Schools, hospitals and residences; buses, cars and ambulances; and infrastructure like drinking water, electricity,and gas amid Ukraine's bitter winter have all been hit.
"These aren't military targets. They are places where civilians work and families live," Blinken told reporters, adding, "This is shameful."
But while Biden said Wednesday morning he believed Russia is intentionally targeting civilian infrastructure, Blinken stopped short of that, saying the U.S. is still assessing particular strikes.
"We're looking very closely at what's happening in Ukraine right now, including what's happening to civilians. We're taking account of it, we're documenting it, and we want to ensure, among other things, that there's accountability for it," he told reporters Wednesday.
The International Criminal Court announced Wednesday it would launch an immediate investigation into possible war crimes in Ukraine after 38 member states, including the United Kingdom and Canada, referred reported atrocities to the ICC.
"Our work in the collection of evidence has now commenced," ICC Prosecutor Karim A.A. Khan said in a statement. Khan announced Monday that he would request to open a probe, which requires either authorization from a pre-trial ICC chamber or a referral by member states. Ukraine, like Russia and the U.S., is not a member state.
Under the ICC's founding document, the Rome Statute, "intentionally directing attacks against the civilian population as such or against individual civilians not taking direct part in hostilities" is a violation of international law.
Russia has outright denied that it has struck any civilians or civilian infrastructure.
Amnesty International, among other human rights groups, reported Tuesday that it had documented "the escalation in violations of humanitarian and human rights law, including deaths of civilians resulting from indiscriminate attacks on civilian areas and infrastructure."
"Strikes on protected objects such as hospitals and schools, the use of indiscriminate weapons such as ballistic missiles, and the use of banned weapons such as cluster bombs may all qualify as war crimes," the group said.
While Blinken wouldn't go that far, he compared Russia's tactics in Ukraine to previous conflicts, where its forces were "absolutely brutal in trying to cow the citizenry of a given country, and that includes at the very least indiscriminate targeting and potentially deliberate targeting as well."
To fight back, the U.S. provided several hundred anti-aircraft missiles, known as Stingers, to the Ukrainian military Tuesday, a senior U.S. official confirmed to ABC News. The missiles were part of a $350 million package Biden approved late Friday night, bringing total U.S. military aid to approximately $1 billion.
Before Putin launched his war, U.S. aid had been shipped in on regular flights to the capital Kyiv, where the airport has been shut down. Still, the U.S. has been successfully delivering military aid, according to Blinken, who declined to offer details on how.
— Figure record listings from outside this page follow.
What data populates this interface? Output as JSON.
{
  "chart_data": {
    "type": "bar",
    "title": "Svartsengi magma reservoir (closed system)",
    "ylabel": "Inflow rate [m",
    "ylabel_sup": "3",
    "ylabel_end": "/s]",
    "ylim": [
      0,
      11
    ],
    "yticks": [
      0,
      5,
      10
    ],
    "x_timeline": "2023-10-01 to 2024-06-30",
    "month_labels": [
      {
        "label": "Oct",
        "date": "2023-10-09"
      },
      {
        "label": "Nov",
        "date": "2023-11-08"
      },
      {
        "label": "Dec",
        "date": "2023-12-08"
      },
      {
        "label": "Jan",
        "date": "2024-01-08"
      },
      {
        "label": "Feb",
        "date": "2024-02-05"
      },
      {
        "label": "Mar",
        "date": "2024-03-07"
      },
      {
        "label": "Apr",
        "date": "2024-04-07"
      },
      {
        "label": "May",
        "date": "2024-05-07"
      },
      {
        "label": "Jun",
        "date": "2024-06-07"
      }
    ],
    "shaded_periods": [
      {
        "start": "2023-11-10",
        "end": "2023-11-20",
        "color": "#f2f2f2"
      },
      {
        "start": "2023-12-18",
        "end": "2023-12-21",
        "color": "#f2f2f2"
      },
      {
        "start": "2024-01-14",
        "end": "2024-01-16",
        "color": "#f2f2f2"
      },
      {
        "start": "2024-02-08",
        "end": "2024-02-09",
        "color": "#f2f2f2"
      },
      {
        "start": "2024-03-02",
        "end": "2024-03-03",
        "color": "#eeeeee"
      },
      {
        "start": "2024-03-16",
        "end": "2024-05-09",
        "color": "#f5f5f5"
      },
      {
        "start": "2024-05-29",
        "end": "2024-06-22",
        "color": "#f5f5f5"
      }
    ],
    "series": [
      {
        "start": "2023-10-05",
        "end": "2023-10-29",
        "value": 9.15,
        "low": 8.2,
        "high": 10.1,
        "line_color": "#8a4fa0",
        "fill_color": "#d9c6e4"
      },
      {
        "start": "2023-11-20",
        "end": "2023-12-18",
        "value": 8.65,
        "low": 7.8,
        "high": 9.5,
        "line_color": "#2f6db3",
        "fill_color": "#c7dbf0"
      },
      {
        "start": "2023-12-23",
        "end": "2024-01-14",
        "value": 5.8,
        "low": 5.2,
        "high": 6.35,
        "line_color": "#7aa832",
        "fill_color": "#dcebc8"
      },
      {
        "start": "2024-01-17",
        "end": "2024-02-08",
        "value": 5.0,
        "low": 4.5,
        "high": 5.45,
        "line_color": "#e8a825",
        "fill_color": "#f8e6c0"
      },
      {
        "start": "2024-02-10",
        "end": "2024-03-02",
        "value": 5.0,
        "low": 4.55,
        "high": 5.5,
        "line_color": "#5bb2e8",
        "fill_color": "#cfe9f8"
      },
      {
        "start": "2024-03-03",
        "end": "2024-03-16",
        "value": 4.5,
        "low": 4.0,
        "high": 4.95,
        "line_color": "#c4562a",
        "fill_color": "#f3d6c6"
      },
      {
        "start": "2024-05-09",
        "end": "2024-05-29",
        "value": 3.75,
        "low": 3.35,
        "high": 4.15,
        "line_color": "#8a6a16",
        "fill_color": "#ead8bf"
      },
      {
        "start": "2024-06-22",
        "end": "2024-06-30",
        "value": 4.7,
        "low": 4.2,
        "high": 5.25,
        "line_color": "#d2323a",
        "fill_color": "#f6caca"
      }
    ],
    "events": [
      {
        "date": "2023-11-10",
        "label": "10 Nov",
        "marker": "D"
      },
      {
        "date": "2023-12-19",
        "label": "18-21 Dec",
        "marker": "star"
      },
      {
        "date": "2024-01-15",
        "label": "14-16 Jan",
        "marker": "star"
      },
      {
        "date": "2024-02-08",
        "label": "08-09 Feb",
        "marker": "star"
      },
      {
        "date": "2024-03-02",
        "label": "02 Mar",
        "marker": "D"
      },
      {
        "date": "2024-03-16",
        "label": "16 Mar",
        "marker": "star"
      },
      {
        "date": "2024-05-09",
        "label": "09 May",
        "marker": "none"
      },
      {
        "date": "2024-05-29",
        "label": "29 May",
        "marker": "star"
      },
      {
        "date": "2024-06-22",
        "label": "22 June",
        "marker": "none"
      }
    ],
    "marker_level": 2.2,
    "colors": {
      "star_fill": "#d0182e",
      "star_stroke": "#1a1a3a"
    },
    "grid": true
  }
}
"We are very actively working -- every day, every hour -- to provide that assistance," Blinken said of the U.S. and its NATO allies, adding, "Vitally needed assistance is getting to where it needs to go."
The U.S. also unveiled new sanctions Wednesday that target Russia's oil and gas sector, its defense industry and its ally Belarus.
New export controls will bar oil and gas extraction equipment and refining technology, preventing Russian firms "from maintaining and upgrading current projects and, to some degree, from launching new projects," the White House said.
The State Department is also implementing "full blocking sanctions" on 22 entities in Russia's defense sector, while the Commerce Department is extending export controls on Russia to include Belarus, to prevent the country from transferring semiconductors and other technology to its powerful neighbor and ally.
ABC News' Patrick Reevell, Ben Gittleson, and Luis Martinez contributed to this report.